Weight loss was possible, but resulted from shrinking fat cells, not eliminating them. “Even short binges can lead to irreversible changes,” adds Rodeheffer.

3 comments

  • Cyndi Chen
    Cyndi Chen, 3:04pm June 23 2015 | Ico flag Flag as inappropriate

    Curious--is this true of all fatty foods, or just saturated fatty foods? I know nothing about how fat interacts with adipocytes, so I'm curious about this "irresistible song"!

  • arthur rosenzweig
    arthur rosenzweig, 1:22pm July 01 2015 | Ico flag Flag as inappropriate

    Without reference to the carbs in this fat diet, this report is
    doctors' propaganda. My own experience-at age 86- with the keto diet, I couldn't gain weight and I kept normal blood pressure and perfect health with some strength exercise.
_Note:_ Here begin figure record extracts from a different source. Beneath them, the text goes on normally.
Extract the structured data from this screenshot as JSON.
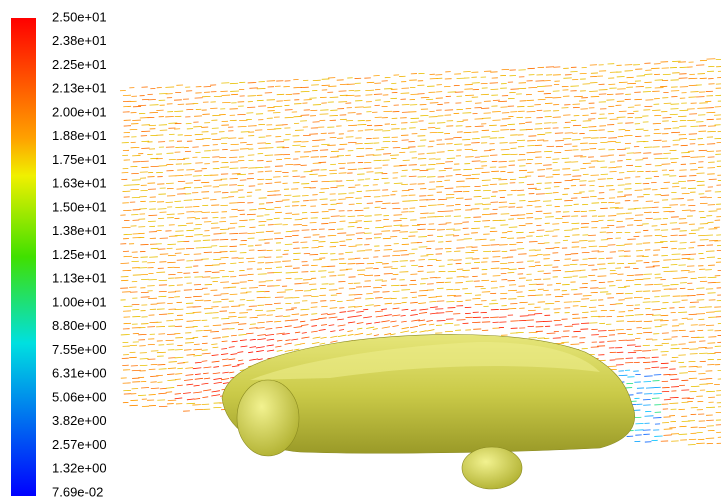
{
  "colorbar": {
    "labels": [
      "2.50e+01",
      "2.38e+01",
      "2.25e+01",
      "2.13e+01",
      "2.00e+01",
      "1.88e+01",
      "1.75e+01",
      "1.63e+01",
      "1.50e+01",
      "1.38e+01",
      "1.25e+01",
      "1.13e+01",
      "1.00e+01",
      "8.80e+00",
      "7.55e+00",
      "6.31e+00",
      "5.06e+00",
      "3.82e+00",
      "2.57e+00",
      "1.32e+00",
      "7.69e-02"
    ]
  }
}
Only on the keto diet do you have the incentive to learn all the sugars in your lifelong healthy diet. Obesity and diabetes are not from fat, you know.

  • Rahul Islam
    Rahul Islam, 1:36pm July 03 2015 | Ico flag Flag as inappropriate

    This may be true if you suffered from childhood obesity.
    But let me remind you all that the number of fat cells are established during childhood and puberty. In adulthood obesity does not increase the number of fat cells unless you exceed over 30KG total body fat. Only then fat cell hyperplasia occurs.

    “Early onset obesity is associated with increase adipose cell number while adult obesity is associated with normal cell number. There are two phases of life in which growth of adipose cells are likely to develop: very early, within the first few years of life and between the ages of 9-13 years of age. Those who become very obese early in life are the ones who have nearly normal cell size but have the greatest increase in cell number; whereas those with onset of obesity between 9-13 have more change in cell size than cell number.” Salans LB, Cushman SW, Weisman RE, Studies of human adipose tissue. http://www.downeyobesityreport.com/2009/09/fact-sheet-1-about-obesity/

    My experience proves that this is not the case. I was skinny during childhood a normal weight during adolescence years. From 19-23 I was a few kilos overweight. At 23 my heighest weight was 90KG about 198 lbs at 5"10.5 BMI 28.

    I dropped to 62 KG BMI 19.35 in February 10 2014 and have since then remained exactly the same weight for almsot 17 months now without counting calories. The fact that body has not desire to increase the weight back on and I don't have increased hunger pangs is an evidence that there are no excess fat cells.

    And during my college-uni time I ate a lot of potato crisps, junk food, sugary drinks, etc. My weight gain was a slow one at 1-2KG per year. It was enough to add over 10KG in 5 years. But if the weight gain is slow there's no reason for fat cells to multiply irrespective of your macro nutrients.

    All I did was give up junk food, sugary drinks, potato crisps, stopped snacking and stopped self-rewarding. The set-point weight was never affected. My childhood weight set point was indeed an indicator that adulthood weight was going to be low as well and it was!